6. Sweetening Power:
– Because aspartame is much sweeter than sucrose, it can be used in smaller amounts to achieve the same level of sweetness. This contributes to the reduction of calories in food and beverage products.
7. FDA Approval:
– Aspartame has been approved for use by numerous regulatory agencies, including the U.S. Food and Drug Administration (FDA), the European Food Safety Authority (EFSA), and others, when consumed within established acceptable daily intake (ADI) levels.
8. Use in Cooking:
– Aspartame is not suitable for cooking or baking at high temperatures, as heat can degrade its sweetness. It is best used in products that do not require extensive heat processing.
9. Dietary Considerations:
– Individuals with phenylketonuria (PKU) should be mindful of their phenylalanine intake and may need to limit their consumption of aspartame-containing products.

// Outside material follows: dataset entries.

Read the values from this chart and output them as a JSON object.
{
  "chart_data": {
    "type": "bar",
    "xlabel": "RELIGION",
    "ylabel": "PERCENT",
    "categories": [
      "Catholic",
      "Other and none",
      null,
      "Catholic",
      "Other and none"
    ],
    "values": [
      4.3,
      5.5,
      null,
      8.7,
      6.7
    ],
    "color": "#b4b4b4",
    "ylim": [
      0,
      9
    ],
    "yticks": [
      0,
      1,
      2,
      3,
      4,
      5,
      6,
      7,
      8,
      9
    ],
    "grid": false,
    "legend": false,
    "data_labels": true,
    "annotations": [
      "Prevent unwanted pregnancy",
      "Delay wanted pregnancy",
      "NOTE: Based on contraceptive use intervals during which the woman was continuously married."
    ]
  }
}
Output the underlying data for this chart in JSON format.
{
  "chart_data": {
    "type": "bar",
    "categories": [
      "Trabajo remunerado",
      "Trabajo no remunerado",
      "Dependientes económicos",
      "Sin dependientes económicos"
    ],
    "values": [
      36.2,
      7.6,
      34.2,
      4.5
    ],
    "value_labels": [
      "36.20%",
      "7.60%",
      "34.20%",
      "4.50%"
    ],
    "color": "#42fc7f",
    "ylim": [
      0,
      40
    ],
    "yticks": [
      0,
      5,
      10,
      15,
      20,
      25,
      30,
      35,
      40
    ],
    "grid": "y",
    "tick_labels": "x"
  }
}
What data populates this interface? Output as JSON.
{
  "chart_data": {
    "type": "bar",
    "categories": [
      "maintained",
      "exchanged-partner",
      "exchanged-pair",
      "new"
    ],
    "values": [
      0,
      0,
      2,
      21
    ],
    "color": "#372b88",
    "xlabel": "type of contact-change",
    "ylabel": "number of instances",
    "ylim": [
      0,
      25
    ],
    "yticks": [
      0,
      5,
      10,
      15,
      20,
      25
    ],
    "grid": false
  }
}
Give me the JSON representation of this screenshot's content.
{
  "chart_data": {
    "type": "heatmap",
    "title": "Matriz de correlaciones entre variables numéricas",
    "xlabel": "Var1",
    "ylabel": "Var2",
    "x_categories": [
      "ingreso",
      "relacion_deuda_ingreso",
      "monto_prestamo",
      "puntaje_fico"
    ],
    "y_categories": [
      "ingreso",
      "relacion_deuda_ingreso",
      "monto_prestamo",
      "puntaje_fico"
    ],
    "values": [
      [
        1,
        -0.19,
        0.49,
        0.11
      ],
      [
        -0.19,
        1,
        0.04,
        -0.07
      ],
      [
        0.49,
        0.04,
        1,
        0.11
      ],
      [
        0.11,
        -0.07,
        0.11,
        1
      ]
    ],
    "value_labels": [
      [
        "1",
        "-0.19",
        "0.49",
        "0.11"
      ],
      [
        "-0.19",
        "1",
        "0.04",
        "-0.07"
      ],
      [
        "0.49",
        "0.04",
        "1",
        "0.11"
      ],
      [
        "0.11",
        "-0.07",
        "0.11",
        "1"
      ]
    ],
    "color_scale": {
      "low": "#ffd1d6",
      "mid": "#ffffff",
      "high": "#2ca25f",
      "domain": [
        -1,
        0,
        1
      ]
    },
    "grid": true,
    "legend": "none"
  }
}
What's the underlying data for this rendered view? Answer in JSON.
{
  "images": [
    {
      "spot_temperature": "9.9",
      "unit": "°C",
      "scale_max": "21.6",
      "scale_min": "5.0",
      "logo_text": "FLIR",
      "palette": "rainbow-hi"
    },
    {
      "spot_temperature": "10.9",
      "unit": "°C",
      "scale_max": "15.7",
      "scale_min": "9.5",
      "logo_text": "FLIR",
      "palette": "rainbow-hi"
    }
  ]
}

Aspartame is a widely used sugar substitute that has been extensively studied for its safety. However, individuals with specific health conditions, such as phenylketonuria, should be cautious about their intake of aspartame. It is important to follow regulatory guidelines and recommendations regarding acceptable daily intake levels.
The chemical formula of aspartame, a low-calorie artificial sweetener, is C₁₄H₁₈N₂O₫. It is a compound composed of carbon (C), hydrogen (H), nitrogen (N), and oxygen (O) atoms. Aspartame is a dipeptide, meaning it consists of two amino acids: aspartic acid and phenylalanine. The chemical structure of aspartame is:
H
/
H — N — C — C — O — CH₂ — C — H
\
O — NH — CH — C — H
\
O — H
In this structure:
– H represents hydrogen.
– C represents carbon.
– N represents nitrogen.
– O represents oxygen.
The aspartic acid and phenylalanine components give aspartame its sweet taste, as it is approximately 200 times sweeter than sucrose (table sugar). It is commonly used as a sugar substitute in various food and beverage products.